If the employee appeals, the employer must then invite them to a meeting to discuss the appeal and communicate the final decision to them after the meeting.


Many managers see the procedure as a frustrating distraction from their ‘real work’, particularly if the employee is being dismissed by reason of misconduct. Also, they can feel slightly odd dismissing a senior executive in this, rather perfunctory, way.


Further, following the procedure does not, in and of itself, protect the employer from an unfair dismissal claim. Therefore, managers often seek another way to dismiss employees – a quicker, easier way.


Take a risk


An employer can choose to dismiss an employee immediately and accept the consequences. Now that the maximum unfair dismissal compensatory award is £58,400, this can be an expensive and stressful option. However, if the employee is a high earner, such an award may be a relatively small price to pay for a speedy dismissal, provided there are no other issues to consider – for example, potential discrimination or whistleblowing claims.


Do a deal


An employer can also choose to ‘do a deal’ with the employee. In many cases, this option is more attractive – it can be cost effective for the employer and can leave the employee feeling less aggrieved.


Doing a deal usually involves entering into a compromise agreement, under which the employee waives their claims against the employer.


In this agreement, it is also possible to protect the employer’s confidential information, prevent disclosure by the employee of the circumstances surrounding the employee’s departure, and prevent the employee making derogatory statements about the employer – for example, to the press.


Given that Monstermob’s share price has plummeted following the news of Higginson’s departure, negative press can be a serious consideration.

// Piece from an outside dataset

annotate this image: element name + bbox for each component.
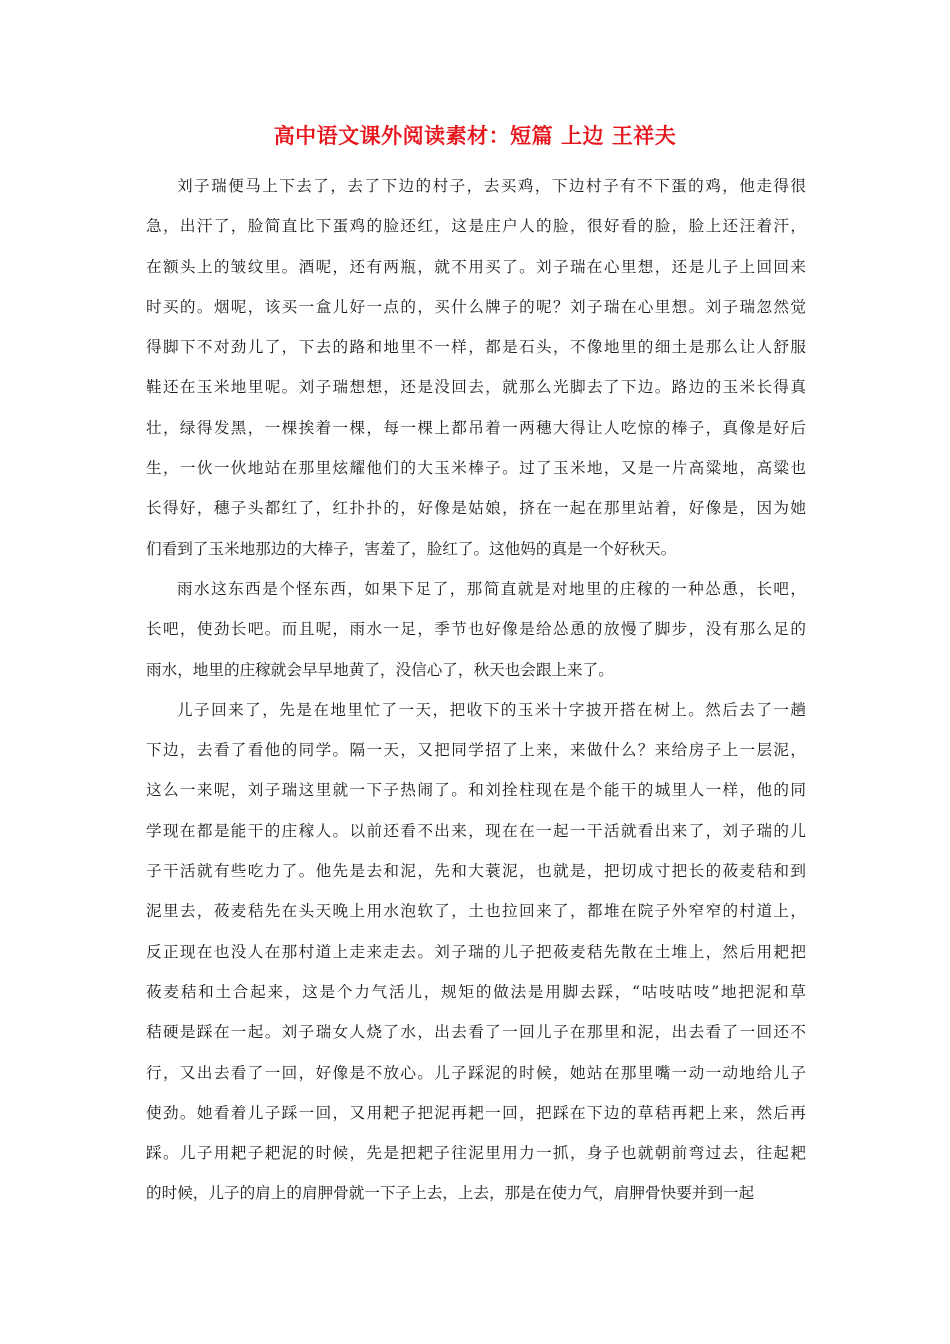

That said, a deal done badly can land an employer in all sorts of difficulties. For example, failure to give the employee a genuine option and suggesting they must take the offer or be sacked could lead to a claim of constructive unfair dismissal. Even worse, the employee might decide they do not want to negotiate.


With this in mind, some employers take the view that it is better to dismiss immediately, and then introduce the idea of settlement, rather than try the more amicable approach of attempting to reach a deal prior to dismissal.


In short, there is no easy, fail-safe option. The key is to know the options and the pros and cons of each one.

In Monstermob’s case, it believed the best route was to dismiss Higginson immediately and accept the consequences later. Only time will tell if this was the right route to take.